Remember to ensure your units match when making calculations, as enthalpy is often given in kilojoules per mole (kJ/mol). Understanding \( \Delta H^{\circ} \) is crucial for assessing the energy profile of chemical reactions.

Standard Entropy Change

Entropy, represented by \( \Delta S^{\circ} \), measures the degree of disorder or randomness in a system. The standard entropy change of a reaction indicates how the entropy of the system changes when reactants convert to products under standard conditions.

• \( \Delta S^{\circ}(\text{reaction}) = \Sigma \Delta S^{\circ}(\text{products}) - \Sigma \Delta S^{\circ}(\text{reactants}) \)

A positive \( \Delta S^{\circ} \) indicates an increase in disorder, implying more randomness in the products compared to reactants. Conversely, a negative \( \Delta S^{\circ} \) suggests that the reaction results in a more ordered system.
Changes in entropy are a crucial component when calculating Gibbs Free Energy, as they provide insight into the feasibility of a reaction proceeding under certain conditions. Thermodynamics tells us that reactions with increasing entropy are generally more favored, from an order-disorder perspective.

Reaction Quotient

The reaction quotient, \( Q \), is a snapshot of a reaction's position at any given point in time, distinct from the equilibrium state. It is calculated using the partial pressures or concentrations of the reactants and products at a particular moment:

• For the given reaction, \( Q = \frac{P_{\text{products}}}{P_{\text{reactants}}^{\text{coefficients}}} \)

In our specific case:

• \( Q = \frac{P(\mathrm{N}_{2} \mathrm{O}_{4})}{P(\mathrm{NO}_{2})^{2}} \)

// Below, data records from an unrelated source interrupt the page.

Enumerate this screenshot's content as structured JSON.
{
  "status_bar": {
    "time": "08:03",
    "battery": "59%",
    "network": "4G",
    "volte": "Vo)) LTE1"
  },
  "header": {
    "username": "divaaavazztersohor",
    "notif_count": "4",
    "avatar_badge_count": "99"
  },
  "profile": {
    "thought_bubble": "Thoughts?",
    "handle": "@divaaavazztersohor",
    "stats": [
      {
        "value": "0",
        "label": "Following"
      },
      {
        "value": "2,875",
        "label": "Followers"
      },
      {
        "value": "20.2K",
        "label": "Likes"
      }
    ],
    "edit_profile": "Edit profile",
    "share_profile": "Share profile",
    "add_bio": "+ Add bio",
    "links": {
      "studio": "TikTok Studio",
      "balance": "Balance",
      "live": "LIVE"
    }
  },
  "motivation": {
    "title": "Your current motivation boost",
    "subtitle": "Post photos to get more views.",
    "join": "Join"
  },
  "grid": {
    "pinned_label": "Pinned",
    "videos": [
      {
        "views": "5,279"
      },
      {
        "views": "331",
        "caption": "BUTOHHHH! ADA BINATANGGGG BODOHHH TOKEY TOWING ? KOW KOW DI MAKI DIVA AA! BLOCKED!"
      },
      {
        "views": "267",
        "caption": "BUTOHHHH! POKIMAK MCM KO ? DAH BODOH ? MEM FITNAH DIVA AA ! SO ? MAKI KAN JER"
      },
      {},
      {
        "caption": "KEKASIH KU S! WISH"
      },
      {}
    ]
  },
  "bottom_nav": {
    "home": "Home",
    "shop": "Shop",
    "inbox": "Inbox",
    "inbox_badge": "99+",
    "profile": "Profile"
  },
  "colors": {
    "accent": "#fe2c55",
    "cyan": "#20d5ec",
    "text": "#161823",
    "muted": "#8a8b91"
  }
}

Here, \( Q \) helps us compare the current reaction concentration to the equilibrium state, aiding in predicting which direction the reaction will shift to reach equilibrium.
If \( Q < K \), the reaction will move towards the products. If \( Q > K \), the reaction will favor the formation of reactants. Thus, \( Q \) plays a pivotal role in understanding real-time reaction dynamics and is integral in computing non-standard Gibbs Free Energy changes.

Partial Pressures

Partial pressures are a critical concept in understanding gas mixtures. Each gas in a mixture exerts pressure independently of other gases, known as its partial pressure. For a reaction involving gases, like the one in our exercise, understanding partial pressures is key to calculating reactions under non-standard conditions.
The total pressure is the sum of the partial pressures of all gases present, based on Dalton's Law:

• Total Pressure = sum of all individual partial pressures

In terms of chemical reactions, the partial pressures of reactants and products help determine the reaction quotient \( Q \).
For instance, in the reaction \(2 \mathrm{NO}_{2} \rightarrow \mathrm{N}_{2} \mathrm{O}_{4}\), if \(P(\mathrm{NO}_{2})\) is 0.40 atm and \(P(\mathrm{N}_{2} \mathrm{O}_{4})\) is 1.60 atm, these values are plugged into the expression for \( Q \) to understand how far the reaction is from equilibrium. Partial pressures thus serve as a vital tool in thermodynamic calculations for gaseous systems, providing valuable insight into the state of chemical processes.